RNA helicases are a class of enzymes that modulate RNA structure in living cells, functioning in every aspect of RNA biology from transcription to decay. However, the precise biological function of the vast majority of the ~40 eukaryotic RNA helicases is largely unknown. In the previous funding cycle, we provided one of the first identifications of in vivo enzymatic helicase targets for a DEAD-box helicase to date. Moreover, we uncovered a novel role for RNA structure remodeling in transcription termination of RNA polymerase II in S. cerevisiae. This activity is regulated in response to environmental cues to control the expression of metabolic genes, a role that we found is conserved in human cells with the mammalian DEAD-box helicase DDX5. Strikingly, OBP2- dependent non-coding transcripts termed long non-coding RNAs (lncRNAs) form RNA-DNA hybrid structures or R-loops upon inactivation of Dbp2 that function in gene regulation. However, the mechanism(s) linking these multiple observations remains unknown. Filling this gap is of key importance because misregulation of numerous RNA helicases, including DDX5, results in disease states such as neurological disorders and cancer. Major remaining questions are: 1. How does Dbp2-dependent RNA structure impact termination? 2. What is the relationship between R-loop suppression and Dbp2? 3. Does mammalian Dbp2, termed DDX5, function in termination regulation through RNA remodeling? Our central hypothesis is that Dbp2 and DDX5 are members of a novel class of epigenetic regulators that unwind RNA structures in nascent RNAs to control transcription termination and R-loop formation in response to cellular energy status. We propose to test this hypothesis with three, focused Specific Aims, which integrate newly established and innovative strategies with proven experimental techniques. In Aim 1, we will define how RNA structure impacts transcriptional termination. In Aim 2, we will determine the mechanistic relationship between Dbp2 and R-loop suppression. In Aim 3, we will identify the enzymatic targets of DDX5 in human cells and connection to transcription termination. This research is relevant to multiple aspects of RNA biology, gene regulation, and human disease.

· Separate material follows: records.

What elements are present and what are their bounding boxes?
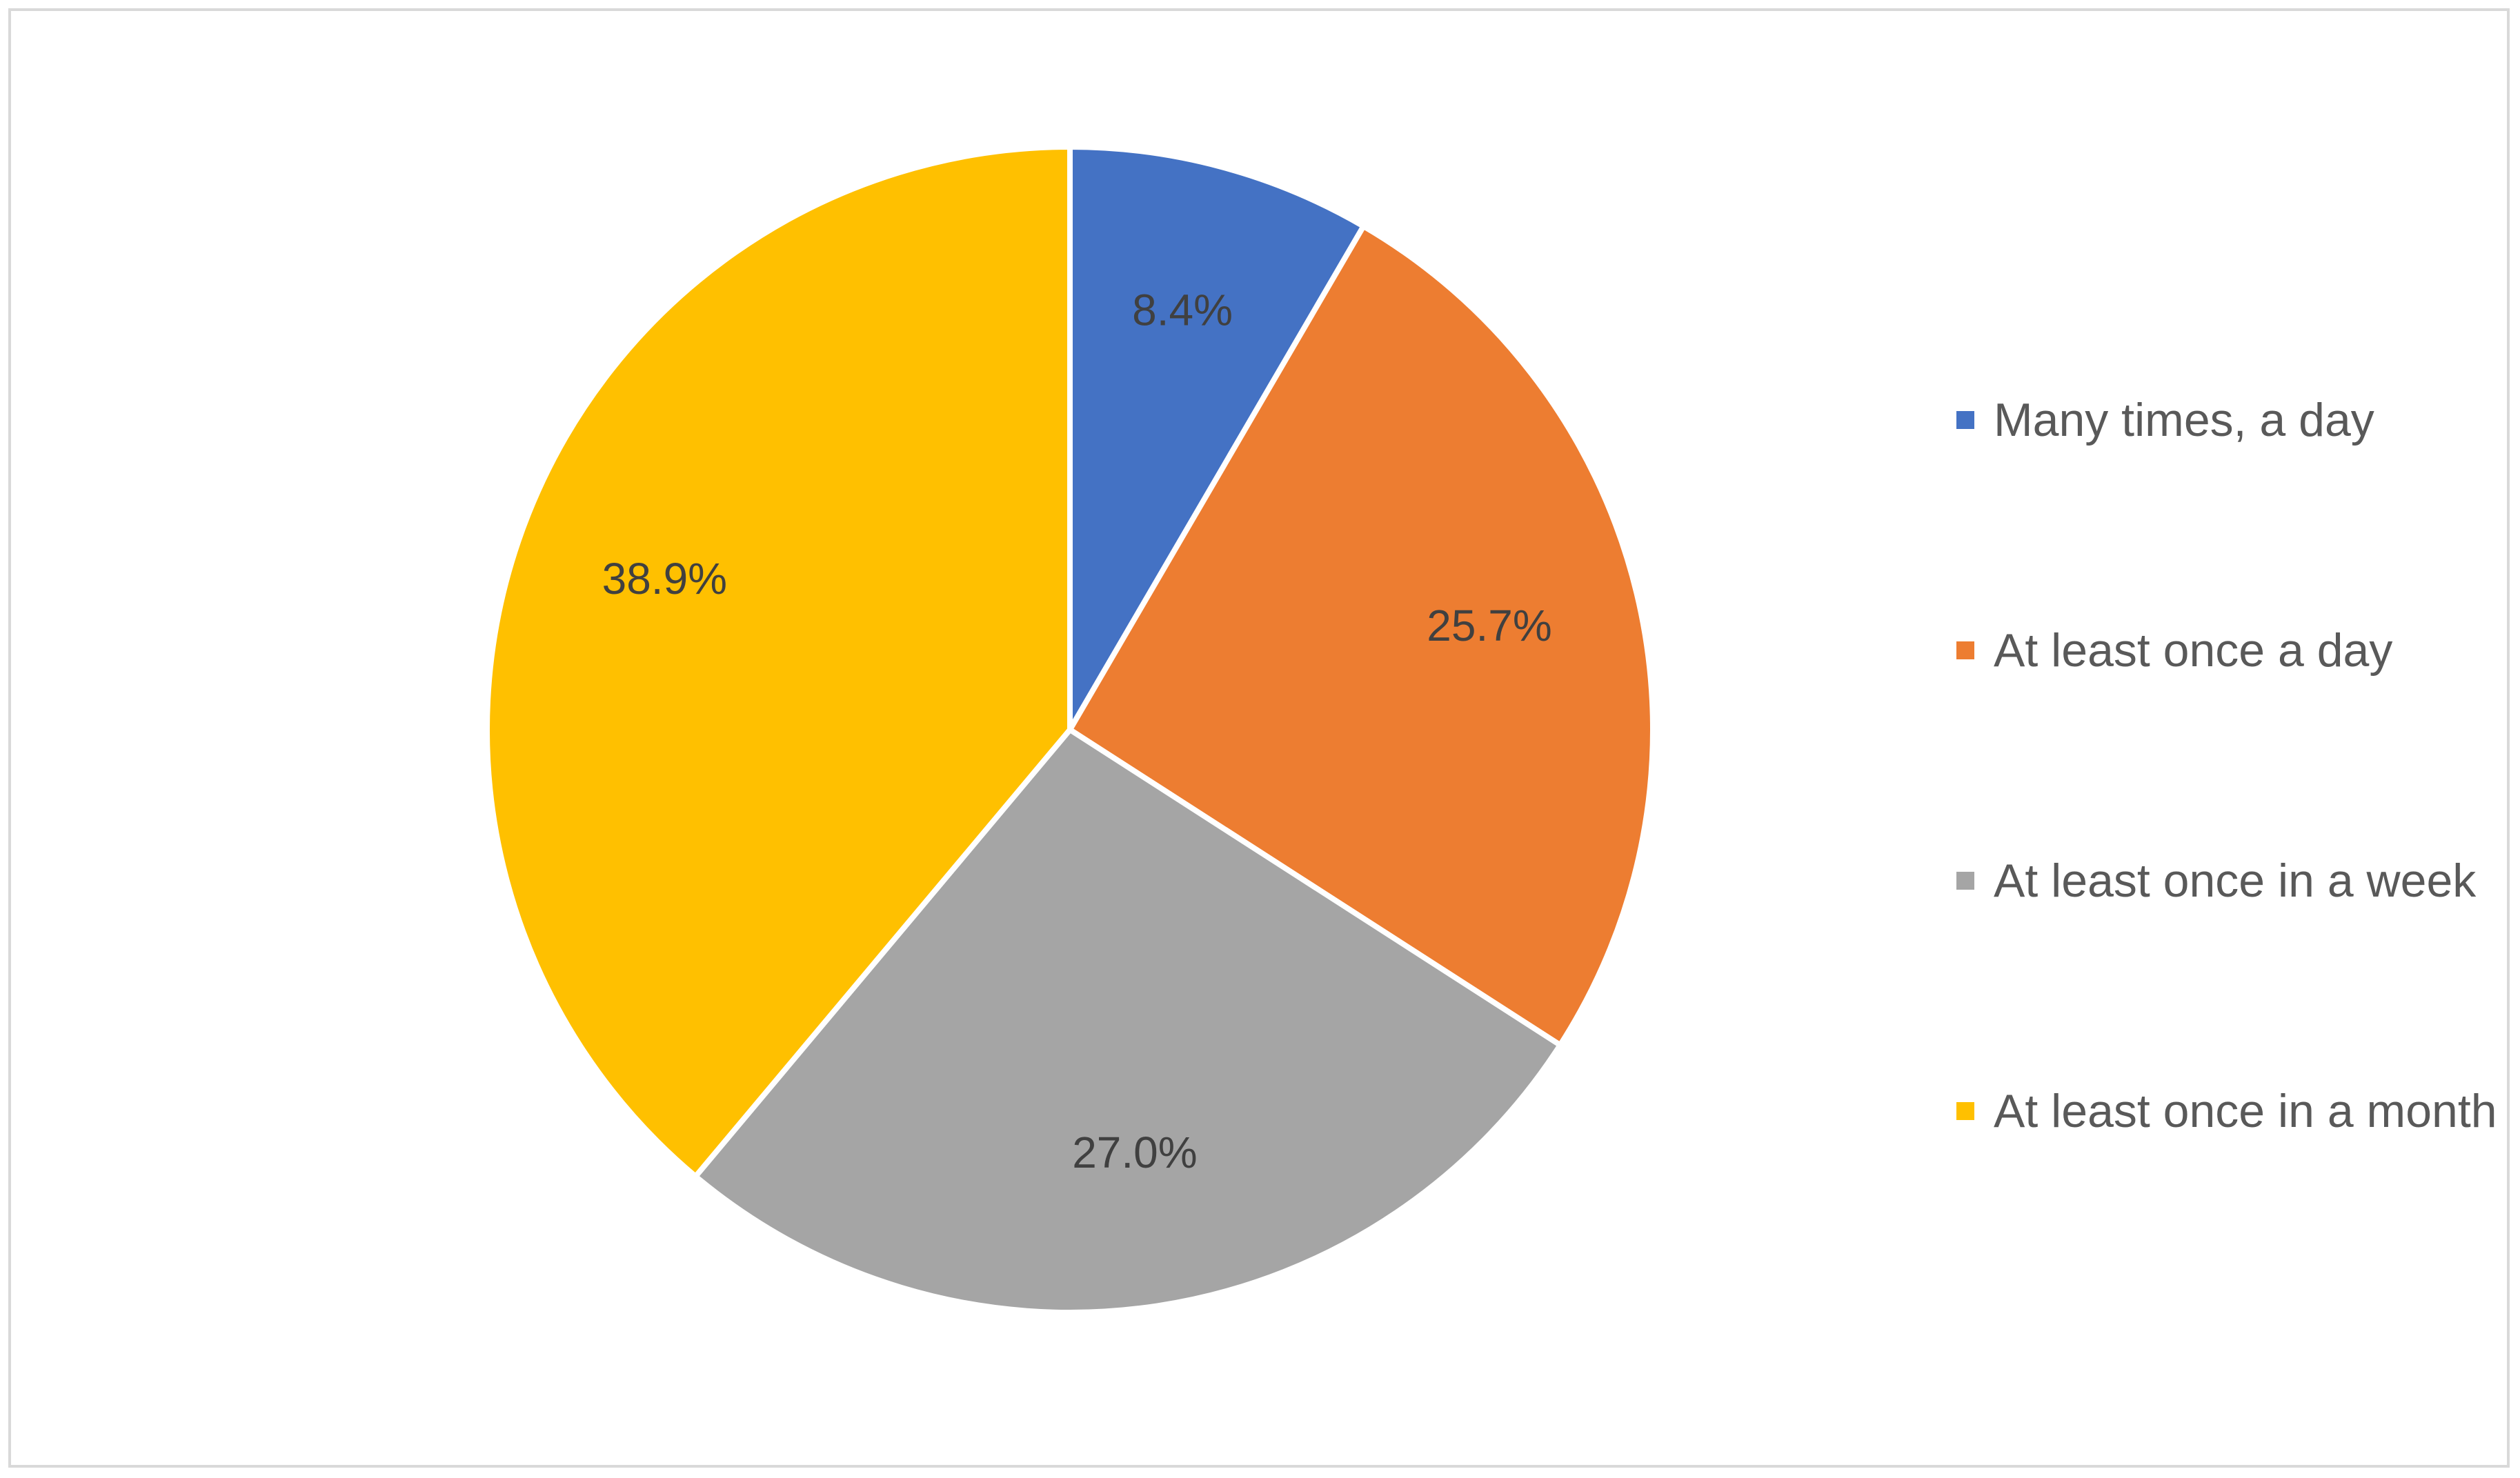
chart-area: 8.4% 25.7% 27.0% 38.9% Many times, a day At …: [8, 8, 2510, 1468]
data-label-at-least-once-in-a-week: 27.0%: [1072, 1128, 1197, 1177]
data-label-at-least-once-in-a-month: 38.9%: [602, 554, 727, 603]
pie-slice-many-times-a-day: [1067, 144, 1367, 732]
legend: Many times, a day At least once a day At l…: [1956, 383, 2497, 1305]
legend-item-at-least-once-in-a-week: At least once in a week: [1956, 844, 2497, 1075]
legend-swatch: [1956, 1102, 1974, 1120]
pie-chart: 8.4% 25.7% 27.0% 38.9%: [484, 144, 1656, 1315]
legend-swatch: [1956, 872, 1974, 890]
legend-label: Many times, a day: [1994, 394, 2374, 446]
legend-label: At least once in a week: [1994, 855, 2477, 907]
legend-label: At least once a day: [1994, 624, 2393, 677]
pie-slice-at-least-once-a-day: [1067, 223, 1656, 1048]
legend-item-at-least-once-in-a-month: At least once in a month: [1956, 1075, 2497, 1305]
legend-swatch: [1956, 411, 1974, 429]
legend-item-many-times-a-day: Many times, a day: [1956, 383, 2497, 614]
legend-swatch: [1956, 641, 1974, 659]
pie-slice-at-least-once-in-a-week: [693, 727, 1563, 1315]
pie-data-labels: 8.4% 25.7% 27.0% 38.9%: [602, 285, 1552, 1177]
pie-slice-at-least-once-in-a-month: [484, 144, 1073, 1179]
data-label-many-times-a-day: 8.4%: [1132, 285, 1233, 334]
legend-label: At least once in a month: [1994, 1085, 2497, 1137]
legend-item-at-least-once-a-day: At least once a day: [1956, 614, 2497, 844]
pie-slices: [484, 144, 1656, 1315]
data-label-at-least-once-a-day: 25.7%: [1427, 601, 1551, 650]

RNA 解旋酶是一类调节活细胞中 RNA 结构的酶，在各个方面发挥作用 RNA生物学从转录到衰变的过程。然而，绝大多数的精确生物学功能 大约 40 种真核 RNA 解旋酶在很大程度上是未知的。在上一个融资周期中，我们提供了第一批 迄今为止，已鉴定出 DEAD-box 解旋酶的体内酶促解旋酶靶标。此外，我们还发现 RNA 结构重塑在酿酒酵母 RNA 聚合酶 II 转录终止中的新作用。 这种活动根据环境线索进行调节，以控制代谢基因的表达，这是一种作用 我们发现它在人类细胞中与哺乳动物 DEAD-box 解旋酶 DDX5 是保守的。引人注目的是，OBP2- 称为长非编码 RNA (lncRNA) 的依赖性非编码转录物形成 RNA-DNA 杂合结构 或 R 环在 Dbp2 失活后发挥基因调控作用。然而，连接这些的机制 多项观察结果仍未知。填补这一空白至关重要，因为监管不当 许多 RNA 解旋酶，包括 DDX5，会导致疾病状态，例如神经系统疾病和 癌症。剩下的主要问题是： 1. Dbp2 依赖性 RNA 结构如何影响终止？ 2. R环抑制和Dbp2有什么关系？ 3. 哺乳动物 Dbp2（称为 DDX5）是否 通过RNA重塑终止调节发挥作用？我们的中心假设是 Dbp2 和 DDX5 一类新型表观遗传调节因子的成员，可解开新生 RNA 中的 RNA 结构以控制 响应细胞能量状态的转录终止和 R 环形成。我们建议对此进行测试 具有三个重点具体目标的假设，将新建立的创新战略与 经过验证的实验技术。在目标 1 中，我们将定义 RNA 结构如何影响转录 终止。在目标 2 中，我们将确定 Dbp2 和 R 环抑制之间的机制关系。 在目标 3 中，我们将确定人类细胞中 DDX5 的酶靶标及其与转录的联系 终止。这项研究与 RNA 生物学、基因调控和人类疾病的多个方面相关。